È a mio avviso un approccio che mi ha responsabilizzato e fatto crescere molto, facendomi toccare con mano le conseguenze di eventuali mie mancanze. In poche parole, mi ha fatto diventare adulto ed è questo il più grande insegnamento che ho ricevuto e che mi fa dissentire da chi accusa il Ferraris di “trascurare la responsabilità educativa”. Niente affatto. Anzi, ad essere trascurato è il valore, per esempio, del mero voto di maturità (con il quale i ragazzi che le hanno scritto si sono invece fatti i conti in tasca) che sappiamo tutti essere per nulla indicativo quando paragonato a quello dei nostri coetanei provenienti da tutta Italia, le cui realtà scolastiche sono spesso differenti.

Viene invece data più importanza alla forma mentis che viene trasmessa, quella che mi servirà un domani in un qualunque contesto lavorativo che, probabilmente, sarà ben lontano dalle nozioni di latino, chimica o filosofia apprese in aula, ma avrà alla base i medesimi presupposti, ovvero senso di responsabilità, dedizione ed impegno.

Chi decide di “fuggire” dal Ferraris, prima di puntare il dito contro l’istituto dovrebbe chiedersi se è davvero il percorso di studi che fa per lui, se davvero si è impegnato al massimo e poi darsi una risposta sincera. Deve avere l’onestà intellettuale di riconoscere che là nelle scuole dove una verifica è fatta a seguito di un “ripasso molto mirato”, là dove puoi decidere tu quando e su quale argomento farti interrogare… beh, non è una scuola più comprensiva e più attenta alle esigenze degli studenti, semplicemente sta permettendo all’alunno di percorrere una via meno ripida (non per questo sbagliata e meno dignitosa!).

Resta il fatto che la fisica non la si inganna, una via meno ripida è sì più facile, ma porta meno in alto. E allora GUAI a intaccare un’eccellenza come il Ferraris, perché chiunque abbia voglia di rimboccarsi le maniche ha tutto il diritto di poter scegliere quanto ripido deve essere il suo percorso di studi senza essere costretto ad accontentarsi di una strada più facile (magari in una scuola privata?) ma che inevitabilmente non può farti raccogliere più di quello che semini.

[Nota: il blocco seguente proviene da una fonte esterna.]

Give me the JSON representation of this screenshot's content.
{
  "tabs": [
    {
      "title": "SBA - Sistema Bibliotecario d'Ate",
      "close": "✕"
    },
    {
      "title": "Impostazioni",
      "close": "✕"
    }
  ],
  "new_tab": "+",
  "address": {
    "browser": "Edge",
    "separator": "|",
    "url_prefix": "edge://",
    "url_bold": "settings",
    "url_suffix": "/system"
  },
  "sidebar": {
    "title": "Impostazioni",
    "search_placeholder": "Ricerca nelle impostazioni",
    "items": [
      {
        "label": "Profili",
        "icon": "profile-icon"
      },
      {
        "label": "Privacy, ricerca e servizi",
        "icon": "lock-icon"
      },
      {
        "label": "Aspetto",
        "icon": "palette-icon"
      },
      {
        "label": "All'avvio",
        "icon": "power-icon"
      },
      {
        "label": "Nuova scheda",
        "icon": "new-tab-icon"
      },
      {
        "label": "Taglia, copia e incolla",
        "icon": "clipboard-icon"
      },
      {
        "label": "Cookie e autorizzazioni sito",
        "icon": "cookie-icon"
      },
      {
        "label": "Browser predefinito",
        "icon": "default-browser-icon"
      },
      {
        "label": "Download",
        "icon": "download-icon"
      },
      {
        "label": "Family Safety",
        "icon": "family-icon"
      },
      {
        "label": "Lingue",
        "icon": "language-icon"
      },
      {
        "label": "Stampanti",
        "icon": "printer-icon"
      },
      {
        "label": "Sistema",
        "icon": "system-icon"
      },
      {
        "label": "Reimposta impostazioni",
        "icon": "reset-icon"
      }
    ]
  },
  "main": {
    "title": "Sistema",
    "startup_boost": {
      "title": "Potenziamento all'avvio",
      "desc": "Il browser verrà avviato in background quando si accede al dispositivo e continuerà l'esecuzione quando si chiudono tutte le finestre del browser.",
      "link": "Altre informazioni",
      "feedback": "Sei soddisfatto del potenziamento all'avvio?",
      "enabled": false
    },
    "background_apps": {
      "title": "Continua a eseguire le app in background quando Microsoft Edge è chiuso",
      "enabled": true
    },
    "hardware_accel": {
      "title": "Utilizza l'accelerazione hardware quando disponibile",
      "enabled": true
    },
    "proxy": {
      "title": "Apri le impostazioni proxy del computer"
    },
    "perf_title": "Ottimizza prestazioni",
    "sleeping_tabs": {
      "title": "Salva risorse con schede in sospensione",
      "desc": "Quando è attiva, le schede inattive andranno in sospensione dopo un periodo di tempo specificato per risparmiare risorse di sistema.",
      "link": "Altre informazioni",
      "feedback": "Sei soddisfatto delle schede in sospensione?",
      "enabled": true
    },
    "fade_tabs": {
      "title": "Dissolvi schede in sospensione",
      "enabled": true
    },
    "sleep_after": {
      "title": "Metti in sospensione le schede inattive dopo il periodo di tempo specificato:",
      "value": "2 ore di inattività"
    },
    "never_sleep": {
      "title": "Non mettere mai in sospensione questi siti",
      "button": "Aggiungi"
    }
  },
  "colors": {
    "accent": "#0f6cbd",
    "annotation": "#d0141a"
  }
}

A distanza di quasi sei anni dall’ultima campanella, io e molti miei compagni di scuola non solo ci siamo già affacciati al mondo del lavoro, ma lo abbiamo fatto realizzando i nostri sogni, quelli che coltivavamo già da più piccoli. E siamo ben consapevoli che le capacità per arrivare a tali risultati, dopo aver superato brillantemente gli studi universitari, non sono un dono piovuto dal cielo, ma il frutto dell’impegno profuso durante le scuole superiori. Provare (anzi, studiare!) per credere.